Delegittimato al governo dalla propria origine, spesso umile, il tiranno
rinascimentale trova nell’arte la propria, nuova, legittimazione: «Assetato di
gloria e desideroso di trionfi e di monumenti, egli apprezza l’ingegno e se ne
giova. Col poeta e con l’erudito si sente sopra un terreno nuovo, e quasi in
possesso di una nuova legittimità»16.
La capacità di legittimarsi attraverso l’arbitrio e la capacità artistica sono,
per Nietzsche, i tratti essenziali dell’aristocratico. La figura burckhardtiana del
Gewaltherrscher fornisce il modello di un’aristocrazia della Kultur capace di un
esercizio della bellezza per il quale le masse non hanno intelligenza. Il proclama
di Ecce homo – «non parlo mai alle masse» – ha il senso di una dichiarazione
politica in quanto si richiama ad una presa di posizione estetica: è il punto, in altre
parole, in cui il grande stile si traduce in grande politica, e rende quest’ultima
comprensibile solo sulla base del primo17. A riprova di ciò, consideriamo il modo
in cui Nietzsche spiega l’origine dello Stato nella seconda dissertazione della
Genealogia della morale. Esso è il risultato di uno spaventoso atto di arbitrio,
«meccanismo stritolatore e senza scrupoli», grazie al quale una «materia grezza di
popolo e di semianimalità» viene impastata e, finalmente, «dotata di una forma».

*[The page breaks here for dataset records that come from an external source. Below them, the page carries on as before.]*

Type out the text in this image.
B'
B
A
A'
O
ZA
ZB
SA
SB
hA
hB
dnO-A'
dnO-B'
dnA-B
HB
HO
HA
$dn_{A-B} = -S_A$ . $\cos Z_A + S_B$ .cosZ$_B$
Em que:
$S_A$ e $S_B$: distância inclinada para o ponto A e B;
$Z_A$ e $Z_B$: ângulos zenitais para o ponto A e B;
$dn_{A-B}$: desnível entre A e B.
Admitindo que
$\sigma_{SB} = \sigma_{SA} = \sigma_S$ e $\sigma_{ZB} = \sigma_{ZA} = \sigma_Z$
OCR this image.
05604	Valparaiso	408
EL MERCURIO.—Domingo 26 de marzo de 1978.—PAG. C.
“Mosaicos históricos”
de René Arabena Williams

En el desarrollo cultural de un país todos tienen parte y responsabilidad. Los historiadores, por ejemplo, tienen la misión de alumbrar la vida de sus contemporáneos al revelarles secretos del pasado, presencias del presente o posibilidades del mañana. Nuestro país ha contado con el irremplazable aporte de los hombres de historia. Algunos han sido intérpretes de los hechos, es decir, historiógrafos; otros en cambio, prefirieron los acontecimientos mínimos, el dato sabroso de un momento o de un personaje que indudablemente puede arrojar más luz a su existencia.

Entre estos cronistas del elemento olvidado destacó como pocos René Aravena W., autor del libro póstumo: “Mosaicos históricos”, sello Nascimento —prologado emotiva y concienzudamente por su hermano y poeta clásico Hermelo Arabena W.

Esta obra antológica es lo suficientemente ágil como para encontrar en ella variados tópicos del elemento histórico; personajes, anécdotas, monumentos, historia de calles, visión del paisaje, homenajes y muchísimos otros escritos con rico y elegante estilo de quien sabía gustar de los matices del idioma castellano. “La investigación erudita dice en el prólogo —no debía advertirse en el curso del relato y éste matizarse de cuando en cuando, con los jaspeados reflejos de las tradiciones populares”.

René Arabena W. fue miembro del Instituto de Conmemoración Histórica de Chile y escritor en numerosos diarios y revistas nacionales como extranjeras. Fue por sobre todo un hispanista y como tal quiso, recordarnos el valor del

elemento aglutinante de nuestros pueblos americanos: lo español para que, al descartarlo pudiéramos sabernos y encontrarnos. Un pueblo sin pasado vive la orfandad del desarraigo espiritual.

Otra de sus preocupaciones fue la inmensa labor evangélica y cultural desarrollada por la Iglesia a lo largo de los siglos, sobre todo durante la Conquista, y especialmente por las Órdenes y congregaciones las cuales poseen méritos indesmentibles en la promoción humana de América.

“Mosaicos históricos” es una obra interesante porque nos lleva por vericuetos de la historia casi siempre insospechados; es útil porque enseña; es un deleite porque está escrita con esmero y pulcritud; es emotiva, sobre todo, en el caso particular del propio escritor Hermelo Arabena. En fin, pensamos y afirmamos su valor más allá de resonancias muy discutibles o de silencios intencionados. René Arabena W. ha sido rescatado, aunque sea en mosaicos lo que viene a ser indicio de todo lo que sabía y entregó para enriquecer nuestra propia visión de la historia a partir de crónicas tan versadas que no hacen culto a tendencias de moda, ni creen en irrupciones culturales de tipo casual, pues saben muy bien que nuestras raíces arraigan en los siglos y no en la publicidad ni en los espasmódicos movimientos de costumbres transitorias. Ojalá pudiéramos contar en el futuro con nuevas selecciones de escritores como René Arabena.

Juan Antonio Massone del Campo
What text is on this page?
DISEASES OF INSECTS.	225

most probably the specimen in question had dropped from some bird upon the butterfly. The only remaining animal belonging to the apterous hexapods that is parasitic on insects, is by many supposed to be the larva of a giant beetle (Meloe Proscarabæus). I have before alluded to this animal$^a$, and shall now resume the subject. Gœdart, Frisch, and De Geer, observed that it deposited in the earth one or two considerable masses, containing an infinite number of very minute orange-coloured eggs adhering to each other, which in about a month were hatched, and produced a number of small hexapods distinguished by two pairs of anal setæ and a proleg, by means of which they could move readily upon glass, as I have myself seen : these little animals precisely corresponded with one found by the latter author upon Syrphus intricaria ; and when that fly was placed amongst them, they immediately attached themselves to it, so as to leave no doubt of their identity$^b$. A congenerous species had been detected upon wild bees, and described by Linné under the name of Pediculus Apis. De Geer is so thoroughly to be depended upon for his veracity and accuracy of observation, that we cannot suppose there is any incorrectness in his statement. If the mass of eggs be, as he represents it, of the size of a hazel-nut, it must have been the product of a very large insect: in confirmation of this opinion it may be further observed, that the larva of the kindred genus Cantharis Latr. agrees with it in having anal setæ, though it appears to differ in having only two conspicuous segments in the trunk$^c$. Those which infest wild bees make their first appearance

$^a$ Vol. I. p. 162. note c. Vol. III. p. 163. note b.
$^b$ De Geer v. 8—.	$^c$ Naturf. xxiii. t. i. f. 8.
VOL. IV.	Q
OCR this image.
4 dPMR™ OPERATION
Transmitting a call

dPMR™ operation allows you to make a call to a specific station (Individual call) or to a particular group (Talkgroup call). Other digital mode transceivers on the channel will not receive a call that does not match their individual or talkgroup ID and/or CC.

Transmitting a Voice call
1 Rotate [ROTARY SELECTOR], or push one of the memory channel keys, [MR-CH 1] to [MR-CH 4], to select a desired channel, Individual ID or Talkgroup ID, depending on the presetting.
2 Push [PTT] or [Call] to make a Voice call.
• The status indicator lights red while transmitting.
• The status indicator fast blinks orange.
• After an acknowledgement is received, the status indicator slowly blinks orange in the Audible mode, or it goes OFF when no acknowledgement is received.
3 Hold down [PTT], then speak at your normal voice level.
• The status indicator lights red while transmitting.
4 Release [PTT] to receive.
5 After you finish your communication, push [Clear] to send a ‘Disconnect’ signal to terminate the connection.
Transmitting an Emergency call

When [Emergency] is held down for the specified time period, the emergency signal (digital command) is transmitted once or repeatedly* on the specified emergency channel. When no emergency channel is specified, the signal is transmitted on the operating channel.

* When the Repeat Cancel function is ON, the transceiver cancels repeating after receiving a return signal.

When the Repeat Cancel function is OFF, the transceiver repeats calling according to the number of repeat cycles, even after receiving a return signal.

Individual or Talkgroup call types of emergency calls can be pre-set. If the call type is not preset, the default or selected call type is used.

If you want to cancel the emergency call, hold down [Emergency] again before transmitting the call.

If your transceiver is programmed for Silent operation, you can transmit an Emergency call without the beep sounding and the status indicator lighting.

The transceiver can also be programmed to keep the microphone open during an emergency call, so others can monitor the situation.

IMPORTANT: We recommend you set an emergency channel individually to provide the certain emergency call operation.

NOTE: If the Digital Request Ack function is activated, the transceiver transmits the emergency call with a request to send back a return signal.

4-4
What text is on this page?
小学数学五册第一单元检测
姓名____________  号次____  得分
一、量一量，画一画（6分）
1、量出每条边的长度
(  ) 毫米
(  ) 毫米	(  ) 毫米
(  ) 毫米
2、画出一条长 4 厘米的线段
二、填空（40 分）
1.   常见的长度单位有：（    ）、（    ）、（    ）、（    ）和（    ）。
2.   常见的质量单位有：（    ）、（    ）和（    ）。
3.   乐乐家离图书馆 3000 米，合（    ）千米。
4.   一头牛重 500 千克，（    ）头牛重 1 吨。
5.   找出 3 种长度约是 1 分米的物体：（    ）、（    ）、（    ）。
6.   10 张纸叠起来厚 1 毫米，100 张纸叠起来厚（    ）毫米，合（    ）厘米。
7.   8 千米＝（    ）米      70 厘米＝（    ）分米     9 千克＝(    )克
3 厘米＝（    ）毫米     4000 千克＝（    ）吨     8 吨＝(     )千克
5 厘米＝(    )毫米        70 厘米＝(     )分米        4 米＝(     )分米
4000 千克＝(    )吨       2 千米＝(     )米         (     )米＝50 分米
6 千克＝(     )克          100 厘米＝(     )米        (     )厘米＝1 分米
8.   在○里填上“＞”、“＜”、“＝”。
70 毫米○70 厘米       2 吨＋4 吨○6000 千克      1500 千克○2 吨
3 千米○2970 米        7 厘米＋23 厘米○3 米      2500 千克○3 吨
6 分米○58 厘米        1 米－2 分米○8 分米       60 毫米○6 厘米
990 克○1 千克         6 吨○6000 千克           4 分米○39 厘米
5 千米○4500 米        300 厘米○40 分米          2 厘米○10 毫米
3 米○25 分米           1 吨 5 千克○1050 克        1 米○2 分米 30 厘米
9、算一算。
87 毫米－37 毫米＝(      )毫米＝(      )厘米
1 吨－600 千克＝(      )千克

Gli autori di questa violenza sono descritti con parole volutamente crude:
Un qualsiasi branco d’animali da preda (Raubthiere)18, una razza di
conquistatori e di padroni che, guerrescamente organizzata e con la
forza di organizzare, pianta senza esitazione i suoi terribili artigli su
16
J. Burckhardt, Die Kultur der Renaissance in Italien. Ein Versuch, in Gesammelte Werke, vol.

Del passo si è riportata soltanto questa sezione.